Well there will be no sexting so I will block anyone that tries that

OP posts:
NoCommentingFromNowOn · 08/06/2026 17:55

ForSnappySwan · 08/06/2026 17:39

Am surprised noone has asked why.

When men do this it's usually because they're in a relationship and bored.

Presumably that's the case here?

It’s a kind of ‘dating lite’ as it were.

I’ve done it before, it was quite nice. If you’re not ready for the apps and meeting people, it’s a good way to gradually get ready.

NoCommentingFromNowOn · 08/06/2026 17:57

DoAWheelie · 08/06/2026 12:27

Download discord and look for a server surrounding a hobby or media you enjoy. You'll have people to chat with and it's very common for people who meet in severs to switch to DM's for a bit of flirting.

Just make sure you choose an 18+ server so you don't end up in one with a bunch of teenagers.

How do you search on Discord? I’ve only been able to join servers where someone gives you a link, or they put the link up on some other forum eg Reddit.

AltitudeCheck · 08/06/2026 18:09

What exactly do you want from these online men? It sounds like you want them to say they find you attractive and validate you but you also don't want them to chat to you in a sexual way at all?

If you just want a penpal kind of interaction (and don't want to exchange pictures) perhaps try some kind of online game community. If you give yourself a female sounding name on WordsWithFriends guarentee some bloke will start trying to make small talk!

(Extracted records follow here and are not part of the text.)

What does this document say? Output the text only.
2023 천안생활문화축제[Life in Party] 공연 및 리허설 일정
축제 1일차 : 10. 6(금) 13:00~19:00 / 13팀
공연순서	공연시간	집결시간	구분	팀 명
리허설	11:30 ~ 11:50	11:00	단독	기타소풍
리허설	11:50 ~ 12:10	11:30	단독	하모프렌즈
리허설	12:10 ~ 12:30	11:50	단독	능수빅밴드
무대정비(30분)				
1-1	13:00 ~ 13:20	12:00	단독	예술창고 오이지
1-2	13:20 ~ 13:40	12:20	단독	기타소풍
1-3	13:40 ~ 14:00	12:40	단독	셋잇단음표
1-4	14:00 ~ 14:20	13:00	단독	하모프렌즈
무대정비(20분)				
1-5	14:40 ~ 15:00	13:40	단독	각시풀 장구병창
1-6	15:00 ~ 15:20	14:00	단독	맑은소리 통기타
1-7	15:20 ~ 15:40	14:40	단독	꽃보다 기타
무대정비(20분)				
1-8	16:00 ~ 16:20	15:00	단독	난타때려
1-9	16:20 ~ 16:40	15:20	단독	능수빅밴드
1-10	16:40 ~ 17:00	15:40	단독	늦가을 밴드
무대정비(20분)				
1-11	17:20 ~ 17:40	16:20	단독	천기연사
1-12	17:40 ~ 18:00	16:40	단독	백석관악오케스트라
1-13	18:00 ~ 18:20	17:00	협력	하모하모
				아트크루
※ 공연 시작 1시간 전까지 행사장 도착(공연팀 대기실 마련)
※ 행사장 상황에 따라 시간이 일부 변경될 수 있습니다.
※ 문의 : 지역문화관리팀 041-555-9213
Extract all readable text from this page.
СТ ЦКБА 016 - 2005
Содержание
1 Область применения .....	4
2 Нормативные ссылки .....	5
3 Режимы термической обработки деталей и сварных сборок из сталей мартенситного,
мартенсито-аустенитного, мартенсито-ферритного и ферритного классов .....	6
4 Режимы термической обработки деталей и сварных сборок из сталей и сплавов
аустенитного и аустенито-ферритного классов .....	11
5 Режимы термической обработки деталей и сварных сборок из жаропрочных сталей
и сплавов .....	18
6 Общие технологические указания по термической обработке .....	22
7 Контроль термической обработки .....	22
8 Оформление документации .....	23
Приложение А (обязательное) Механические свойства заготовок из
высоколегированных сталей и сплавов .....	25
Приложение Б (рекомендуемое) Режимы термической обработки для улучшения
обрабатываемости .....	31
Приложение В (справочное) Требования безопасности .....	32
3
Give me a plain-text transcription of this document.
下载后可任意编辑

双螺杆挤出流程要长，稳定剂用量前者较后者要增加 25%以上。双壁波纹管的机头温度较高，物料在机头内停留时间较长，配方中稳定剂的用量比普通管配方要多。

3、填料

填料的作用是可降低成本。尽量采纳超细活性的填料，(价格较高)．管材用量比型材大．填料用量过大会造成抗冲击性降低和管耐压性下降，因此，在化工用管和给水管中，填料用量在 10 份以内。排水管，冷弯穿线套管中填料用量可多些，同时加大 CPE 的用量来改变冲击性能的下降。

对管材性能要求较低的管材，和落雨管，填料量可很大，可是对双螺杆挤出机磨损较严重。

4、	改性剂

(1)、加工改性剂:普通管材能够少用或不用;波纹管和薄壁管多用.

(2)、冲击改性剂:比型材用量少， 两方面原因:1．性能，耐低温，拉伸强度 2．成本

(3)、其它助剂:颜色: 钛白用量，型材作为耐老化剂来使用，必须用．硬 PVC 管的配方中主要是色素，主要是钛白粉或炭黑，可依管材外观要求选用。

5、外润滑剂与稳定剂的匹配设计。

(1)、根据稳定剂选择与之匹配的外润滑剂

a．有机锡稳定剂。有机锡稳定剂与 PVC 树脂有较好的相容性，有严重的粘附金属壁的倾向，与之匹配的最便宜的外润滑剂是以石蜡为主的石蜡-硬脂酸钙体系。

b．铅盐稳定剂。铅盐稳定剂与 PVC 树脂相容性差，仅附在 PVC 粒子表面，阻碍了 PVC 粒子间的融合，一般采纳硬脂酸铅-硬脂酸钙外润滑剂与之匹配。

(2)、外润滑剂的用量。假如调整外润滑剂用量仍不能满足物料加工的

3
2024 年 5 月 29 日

PolIyPutTheKettleOn · 08/06/2026 18:10

I don’t mind flirting but I won’t be sexting anyone thats a massive difference

OP posts:
PolIyPutTheKettleOn · 08/06/2026 18:13

I think sexting is very different to just a bit of chatting flirting and banter, sexting isnt really the same thing at all.

OP posts:
shellyleppard · 08/06/2026 18:22

@PolIyPutTheKettleOn the problem is most people will try and turn the conversation to sex. Regardless if you say friends only. .... that's been my experience

PolIyPutTheKettleOn · 08/06/2026 18:25

And you can block them then.

OP posts:
ComtesseDeSpair · 08/06/2026 18:32

PolIyPutTheKettleOn · 08/06/2026 18:25

And you can block them then.

Of course you can - but you’ve spoken about wanting to feel good about yourself, and are you going to feel that if you’re quickly finding you have to block men who seemed nice originally but quickly become apparent just want to sext?

I’m not cynical about dating sites: I used them for several years and had across the board really great experiences - albeit looking for people to actually meet up with and date. But there was also a lot of dross to wade through and quickly block along the way, as multiple men just wanted to start doing sexy talk from a few messages in.

Wanting to have some nice conversation for the evenings and meet some cool people is more likely to come from other avenues where the main motivation isn’t “dating” and is about common interests, stuff you both like, and people who are looking for online friendship.